À bientôt. Bonne continuation. Voilà Mesdames et Messieurs, on s’en va à Cressier pour suivre cette magnifique course. À tout de suite.

 

 

On redescend de Chaumont pour retrouver Gaétan Berthod, bonjour.

Bonjour.

 

On va parler avec vous encore une fois des médiamaticiens, c’est un métier que vous connaissez bien.

Oui.

 

Pour parler d’un petit clip qu’ont réalisé les médiamaticiens neuchâtelois dont vous avez fait le montage.

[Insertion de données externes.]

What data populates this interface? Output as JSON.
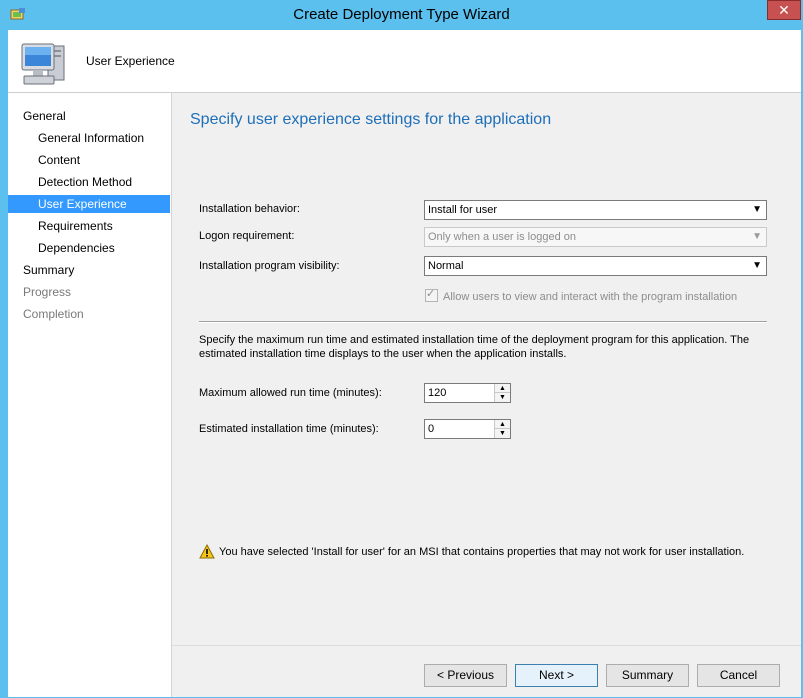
{
  "window": {
    "title": "Create Deployment Type Wizard",
    "close_label": "✕"
  },
  "header": {
    "title": "User Experience"
  },
  "sidebar": {
    "items": [
      {
        "label": "General",
        "state": "normal",
        "level": "top"
      },
      {
        "label": "General Information",
        "state": "normal",
        "level": "sub"
      },
      {
        "label": "Content",
        "state": "normal",
        "level": "sub"
      },
      {
        "label": "Detection Method",
        "state": "normal",
        "level": "sub"
      },
      {
        "label": "User Experience",
        "state": "selected",
        "level": "sub"
      },
      {
        "label": "Requirements",
        "state": "normal",
        "level": "sub"
      },
      {
        "label": "Dependencies",
        "state": "normal",
        "level": "sub"
      },
      {
        "label": "Summary",
        "state": "normal",
        "level": "top"
      },
      {
        "label": "Progress",
        "state": "disabled",
        "level": "top"
      },
      {
        "label": "Completion",
        "state": "disabled",
        "level": "top"
      }
    ]
  },
  "main": {
    "heading": "Specify user experience settings for the application",
    "installation_behavior": {
      "label": "Installation behavior:",
      "value": "Install for user"
    },
    "logon_requirement": {
      "label": "Logon requirement:",
      "value": "Only when a user is logged on"
    },
    "program_visibility": {
      "label": "Installation program visibility:",
      "value": "Normal"
    },
    "allow_interact": {
      "label": "Allow users to view and interact with the program installation",
      "checked": true
    },
    "description": "Specify the maximum run time and estimated installation time of the deployment program for this application. The estimated installation time displays to the user when the application installs.",
    "max_run_time": {
      "label": "Maximum allowed run time (minutes):",
      "value": "120"
    },
    "est_install_time": {
      "label": "Estimated installation time (minutes):",
      "value": "0"
    },
    "warning": "You have selected 'Install for user' for an MSI that contains properties that may not work for user installation."
  },
  "footer": {
    "previous_label": "< Previous",
    "next_label": "Next >",
    "summary_label": "Summary",
    "cancel_label": "Cancel"
  },
  "colors": {
    "titlebar": "#5bc0ee",
    "selection": "#3399ff",
    "heading": "#1e6fb8",
    "close": "#c75050"
  }
}
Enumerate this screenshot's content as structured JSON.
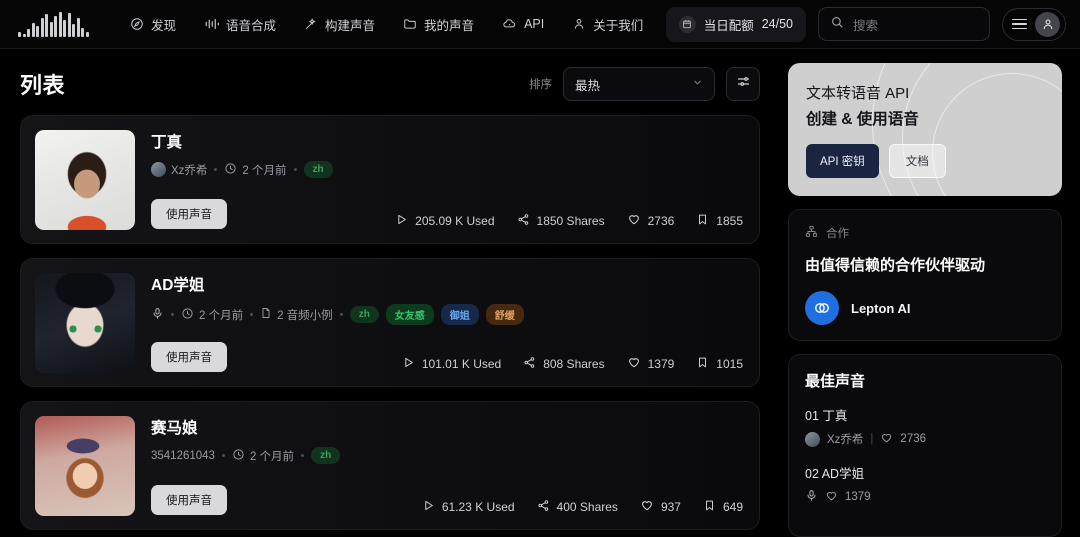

Oui, cela s’appelle l’hypocrisie. C’est la suite que les médiamaticiens ont faite. Il y a eu sept clips. Il m’en reste donc cinq à faire, avec un peu de peine, dû aux différentes méthodes de montage.

 

Tout à fait.

Ce clip est intéressant. J’ai aussi monté le petit reportage qui va avec…

 

Oui. Parce qu’il traitait de l’hypocrisie. C’est un petit peu particulier par rapport aux autres clips qui traitent du racisme d’une façon un peu différente. On ne va pas le raconter, mais

Il ne vaut mieux pas !

 

C’est l’histoire d’une petite grande maman qui a peur des jeunes dans la rue.

Oui, c’est cela.

 

On va aller le regarder. Merci encore une fois, je vous ai déjà remercié la semaine passée.

Merci à vous.

 

C’était des montages assez difficiles à faire.

Oui, assez difficiles.

 

Merci Gaétan, au plaisir de vous revoir pour parler de votre métier.

Merci à vous.

 

On s’en va donc voir cette petite grand maman, mais juste auparavant, les jeunes vont vous parler eux-mêmes de leur clip. À tout de suite.

 

 

On se retrouve une dernière fois ici sur le plateau de « Quoi de 9 ? ». Merci Mesdames et Messieurs de nous avoir suivis. Prenez bien soin de vous et des autres aussi.